4少子化対策の成功事例:3つの地域から学ぶ
「解決は不可能だ」と諦める必要はありません。日本国内にも、少子化対策で着実な成果を出している地域があります。以下の3例は、ただ「補助金を配る」ではなく、地域の実情に見合った仕組みづくりが成果につながっていることを示しています。
📍 岡山県奈義町(なぎちょう)
日本で最も有名な少子化対策の成功例。若者向けの格安町営賃貸住宅の整備、出産祝い金、高校までの医療費無料、給食費の無償化など、子供の成長過程を切れ目なく支援。さらに「子育ての孤立」を防ぐため、親同士・地域住民の交流拠点「なぎチャイルドホーム」を設置した。
最新の2022年データでも 2.21 を維持
📍 千葉県流山市
「母になるなら、流山市。
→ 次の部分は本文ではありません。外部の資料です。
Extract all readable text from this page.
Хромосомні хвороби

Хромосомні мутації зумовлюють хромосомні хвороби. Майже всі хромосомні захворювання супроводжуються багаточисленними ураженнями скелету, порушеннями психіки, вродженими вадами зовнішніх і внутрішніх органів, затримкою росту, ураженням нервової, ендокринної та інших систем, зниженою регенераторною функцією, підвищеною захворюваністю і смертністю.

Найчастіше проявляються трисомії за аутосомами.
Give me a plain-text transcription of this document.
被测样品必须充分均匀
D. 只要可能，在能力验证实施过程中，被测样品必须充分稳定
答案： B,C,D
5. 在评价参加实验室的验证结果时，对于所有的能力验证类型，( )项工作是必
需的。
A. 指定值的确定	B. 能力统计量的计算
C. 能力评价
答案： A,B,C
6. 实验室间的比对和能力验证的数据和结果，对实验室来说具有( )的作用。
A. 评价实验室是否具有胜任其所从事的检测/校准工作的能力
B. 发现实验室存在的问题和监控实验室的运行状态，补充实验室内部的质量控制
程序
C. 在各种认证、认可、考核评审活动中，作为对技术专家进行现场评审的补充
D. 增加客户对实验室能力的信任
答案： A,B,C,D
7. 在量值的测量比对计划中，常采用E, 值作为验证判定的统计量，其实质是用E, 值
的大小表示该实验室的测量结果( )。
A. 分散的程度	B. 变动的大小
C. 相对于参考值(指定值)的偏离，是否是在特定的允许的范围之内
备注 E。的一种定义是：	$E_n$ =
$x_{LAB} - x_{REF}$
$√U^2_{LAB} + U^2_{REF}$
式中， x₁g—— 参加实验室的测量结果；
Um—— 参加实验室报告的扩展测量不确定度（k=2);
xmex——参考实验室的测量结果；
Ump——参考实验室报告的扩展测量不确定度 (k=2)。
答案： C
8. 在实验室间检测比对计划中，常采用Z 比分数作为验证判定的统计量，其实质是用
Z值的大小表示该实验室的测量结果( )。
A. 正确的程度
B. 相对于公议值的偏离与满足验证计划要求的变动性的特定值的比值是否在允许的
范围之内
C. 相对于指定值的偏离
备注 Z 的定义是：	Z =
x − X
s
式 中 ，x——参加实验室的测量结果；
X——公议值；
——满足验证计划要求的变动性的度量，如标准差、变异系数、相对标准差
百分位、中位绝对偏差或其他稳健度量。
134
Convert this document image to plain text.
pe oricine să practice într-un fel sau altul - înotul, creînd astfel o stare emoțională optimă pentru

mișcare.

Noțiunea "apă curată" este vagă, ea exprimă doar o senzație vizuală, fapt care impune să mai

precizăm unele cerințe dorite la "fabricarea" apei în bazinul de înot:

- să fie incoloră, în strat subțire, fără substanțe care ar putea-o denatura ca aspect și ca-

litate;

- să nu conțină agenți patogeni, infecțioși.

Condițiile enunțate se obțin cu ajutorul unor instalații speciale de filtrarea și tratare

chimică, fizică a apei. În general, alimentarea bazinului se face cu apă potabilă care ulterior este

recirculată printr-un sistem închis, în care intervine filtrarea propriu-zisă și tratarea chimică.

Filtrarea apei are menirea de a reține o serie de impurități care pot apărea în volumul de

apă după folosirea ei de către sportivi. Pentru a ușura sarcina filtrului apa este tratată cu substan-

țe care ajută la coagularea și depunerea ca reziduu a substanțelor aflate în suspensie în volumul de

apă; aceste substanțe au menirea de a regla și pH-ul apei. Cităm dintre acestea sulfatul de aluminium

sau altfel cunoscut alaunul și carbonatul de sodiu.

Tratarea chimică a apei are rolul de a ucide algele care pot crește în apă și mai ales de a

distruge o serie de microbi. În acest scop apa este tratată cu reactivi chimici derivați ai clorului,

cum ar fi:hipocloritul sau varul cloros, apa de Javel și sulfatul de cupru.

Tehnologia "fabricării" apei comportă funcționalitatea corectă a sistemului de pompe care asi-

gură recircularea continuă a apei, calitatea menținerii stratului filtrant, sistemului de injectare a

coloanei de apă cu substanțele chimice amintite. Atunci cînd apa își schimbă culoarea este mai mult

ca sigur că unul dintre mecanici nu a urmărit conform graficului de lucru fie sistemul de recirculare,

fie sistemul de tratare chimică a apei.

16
」「父になるなら、流山市。」のキャッチコピーのもと、子育て世代の転入が現在も続く。特筆すべきは、駅で子供を預けてそのまま出勤できる「保育園への送迎バスステーション」の設置。2021年に待機児童ゼロを達成するなど、共働き家庭への支援が充実している。
0〜14歳の年少人口が5年間で 約21.3%増加
2018〜2022年の出生率5年平均:1.59
📍 福井県
もともと3人以上の子供を持つ家庭が多い福井県は、「3人以上の子供を持ちたい家庭」の支援に特化した施策を展開。2006年から「三人っ子応援プロジェクト」を開始し、第3子以降の教育・医療・保育・給食・県内高校や大学の授業料をほぼゼロに。また3世代同居率の高さを活かし、住宅リフォーム助成で「物理的に親の助けを借りやすい環境」を意図的に維持。多子世帯が協賛店で割引を受けられる「プレミアム・パスポート」で、地域全体が多子世帯を応援する雰囲気をつくっている。
待機児童数もほぼゼロ
福井県の事例から特に学べるのは、「全国一律の施策」ではなく、その地域の文化・実情に見合ったお金の使い方をすることが成果につながるという点です。
おわりに
私たち日本人自身が現状を理解し、私たち自身が変わらなければ、
移民問題を解決に向けて議論していくことはできない。
少子化・職業差別・外国人対応——これら3つのテーマは、どれも「誰か他の人が解決してくれる問題」ではありません。私たちの生活と日本社会の未来に直結する、私たち自身の問題です。
未来の日本が、元気で豊かで安全な国でありますように。
※本記事は公開情報および筆者の考察をもとに構成しています。統計データは各種公開資料を参照しています。